FDA has begun several hundred investigations and arrested people involved in 60 websites. However, few data have been gathered. "Neither FDA nor the Department of Homeland Security (DHS) have paid enough attention to these issues," Livingstone says.
FDA admits that vulnerabilities continue to run throughout the supply chain. Imported raw materials remain one Achilles heel, since over 80% of active pharmaceutical ingredients (APIs) used in the U.S. are imported. "There's a big risk on the manufacturing end in areas of the world where there is less oversight and monitoring of ingredients,"says Myles Culbertson, director of New Mexico State University's Physical Science Laboratory (PSL). The laboratory is a prime contractor for Product Surety (www.productsurety.org), a working group involving industry and FDA that is developing risk assessment criteria, evaluating technologies and helping define best practices.

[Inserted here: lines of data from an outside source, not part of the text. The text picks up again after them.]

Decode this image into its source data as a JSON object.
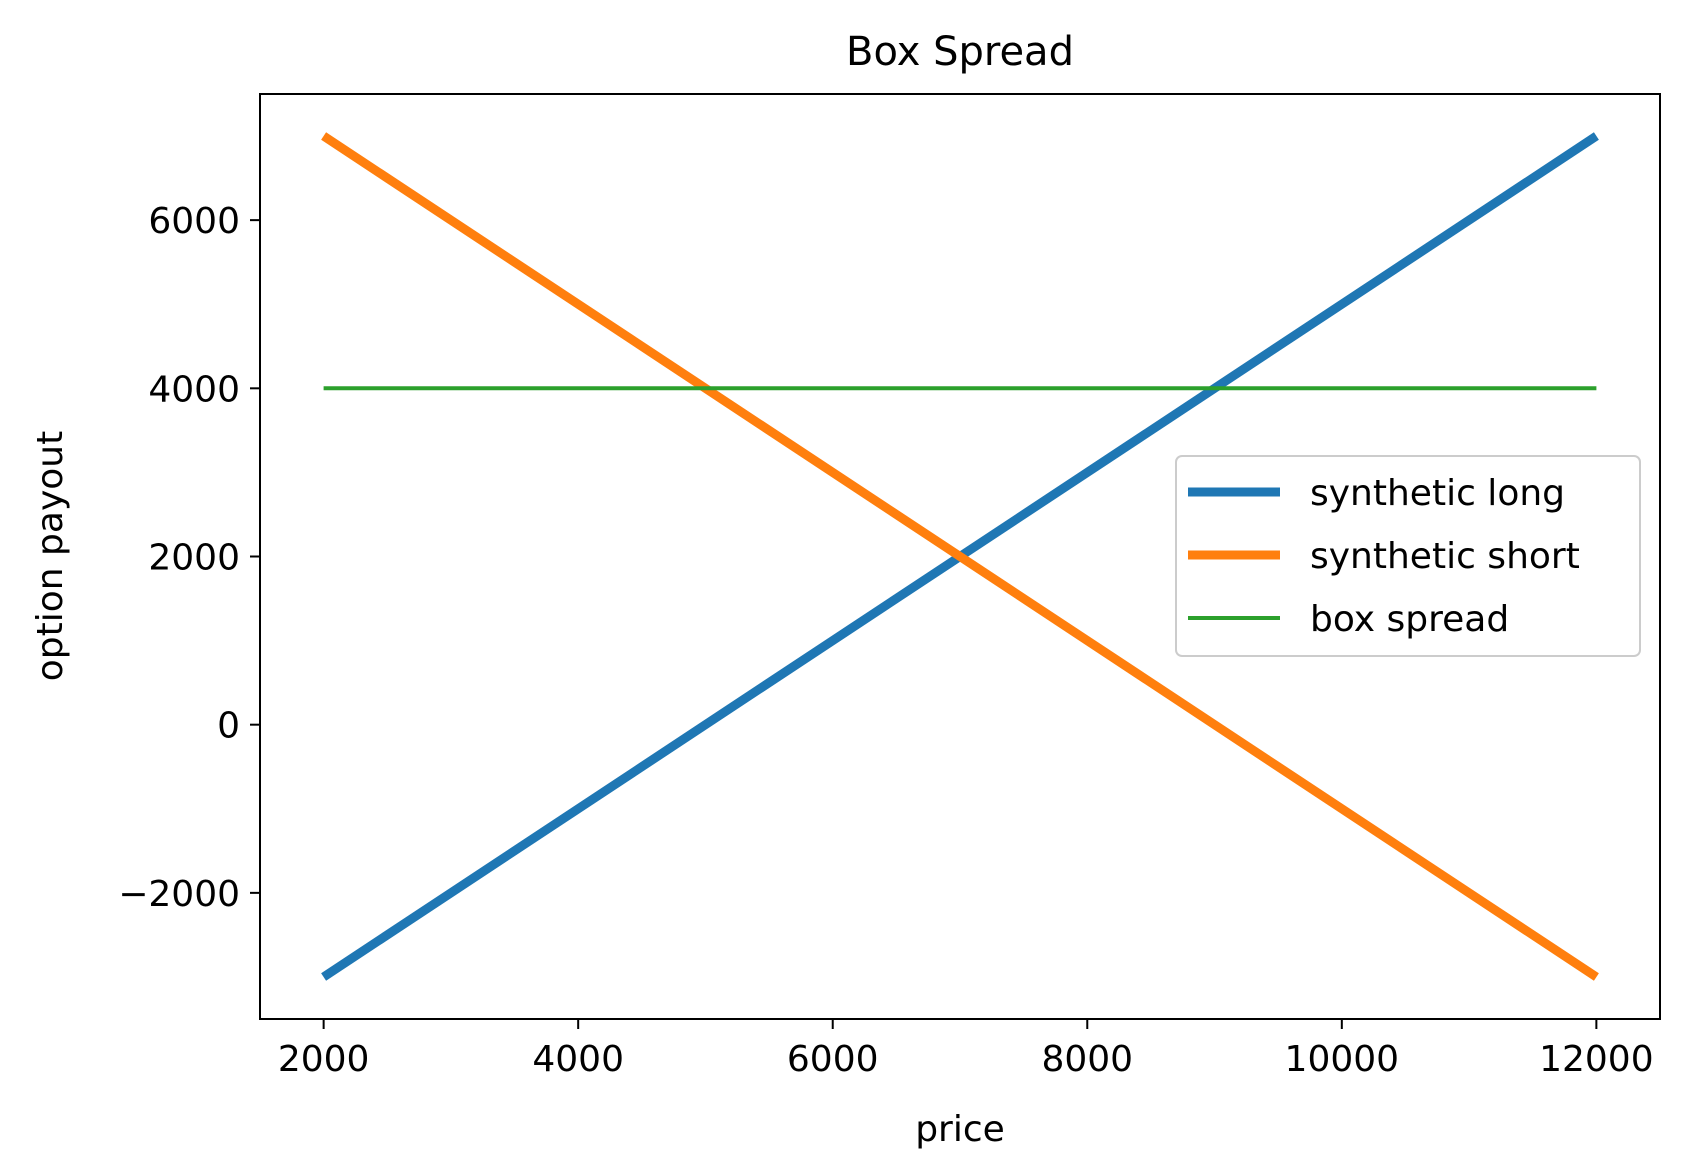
{
  "chart_data": {
    "type": "line",
    "title": "Box Spread",
    "xlabel": "price",
    "ylabel": "option payout",
    "xlim": [
      1500,
      12500
    ],
    "ylim": [
      -3500,
      7500
    ],
    "xticks": [
      2000,
      4000,
      6000,
      8000,
      10000,
      12000
    ],
    "yticks": [
      -2000,
      0,
      2000,
      4000,
      6000
    ],
    "xtick_labels": [
      "2000",
      "4000",
      "6000",
      "8000",
      "10000",
      "12000"
    ],
    "ytick_labels": [
      "−2000",
      "0",
      "2000",
      "4000",
      "6000"
    ],
    "grid": false,
    "legend_position": "center-right",
    "series": [
      {
        "name": "synthetic long",
        "color": "#1f77b4",
        "x": [
          2000,
          12000
        ],
        "y": [
          -3000,
          7000
        ]
      },
      {
        "name": "synthetic short",
        "color": "#ff7f0e",
        "x": [
          2000,
          12000
        ],
        "y": [
          7000,
          -3000
        ]
      },
      {
        "name": "box spread",
        "color": "#2ca02c",
        "x": [
          2000,
          12000
        ],
        "y": [
          4000,
          4000
        ]
      }
    ]
  }
}
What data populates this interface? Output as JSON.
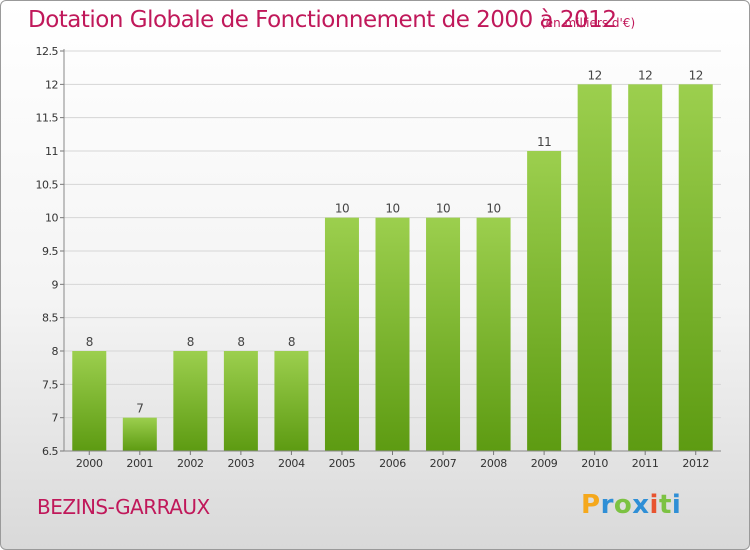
{
  "header": {
    "title": "Dotation Globale de Fonctionnement de 2000 à 2012",
    "unit_note": "(en milliers d'€)"
  },
  "footer": {
    "commune": "BEZINS-GARRAUX",
    "logo": "Proxiti"
  },
  "colors": {
    "accent": "#c0185a",
    "bar_top": "#9ccf4e",
    "bar_bottom": "#5d9b12",
    "grid": "#d6d6d6"
  },
  "chart_data": {
    "type": "bar",
    "title": "Dotation Globale de Fonctionnement de 2000 à 2012",
    "subtitle": "(en milliers d'€)",
    "xlabel": "",
    "ylabel": "",
    "categories": [
      "2000",
      "2001",
      "2002",
      "2003",
      "2004",
      "2005",
      "2006",
      "2007",
      "2008",
      "2009",
      "2010",
      "2011",
      "2012"
    ],
    "values": [
      8,
      7,
      8,
      8,
      8,
      10,
      10,
      10,
      10,
      11,
      12,
      12,
      12
    ],
    "data_labels": [
      "8",
      "7",
      "8",
      "8",
      "8",
      "10",
      "10",
      "10",
      "10",
      "11",
      "12",
      "12",
      "12"
    ],
    "ylim": [
      6.5,
      12.5
    ],
    "yticks": [
      6.5,
      7,
      7.5,
      8,
      8.5,
      9,
      9.5,
      10,
      10.5,
      11,
      11.5,
      12,
      12.5
    ],
    "ytick_labels": [
      "6.5",
      "7",
      "7.5",
      "8",
      "8.5",
      "9",
      "9.5",
      "10",
      "10.5",
      "11",
      "11.5",
      "12",
      "12.5"
    ],
    "grid": true,
    "legend": "none"
  }
}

One problem is that counterfeits of any kind may be mixed into shipments of legitimate products. In addition, pedigree information, the documentation tracking a supply source, may be incomplete or fraudulent. "Someone buying primary ingredient may not know where it's really come from," Culbertson says, "It's less of an issue for U.S. manufacturers, but U.S. buyers still have to be careful."
Questionable Pedigrees
"There's no way to guarantee the chain of control---pedigrees are easily forged, and background checks are not required," says Livingstone. FDA lacks the resources needed: "A System Overwhelmed," title of FDA testimony before the U.S. House of Representatives last June, says it all. Currently, only 180 of FDA's 430 full-time inspectors are deployed to inspect offshore manufacturing facilities, something they're required to do every few years. The Senate's commerce committee has questioned the Agency in the past about its backlog of GMP inspections. As of 2000, some 4,600 facilities shipping to the U.S. hadn't been inspected.
Meanwhile, inspectors at the back end of distribution, monitoring suspicious packages that arrive in the mail, can only keep up with a trickle of the flood of illegal pharmaceuticals---some two million packages a year---arriving in the U.S. In addition, information technology problems have plagued FDA's computerized import-tracking system, the Operational Administrative System for Import Support (OASIS) in the past, making it difficult for manufacturers to file data, and for FDA to analyze them. The Agency has been overhauling the system to address these issues.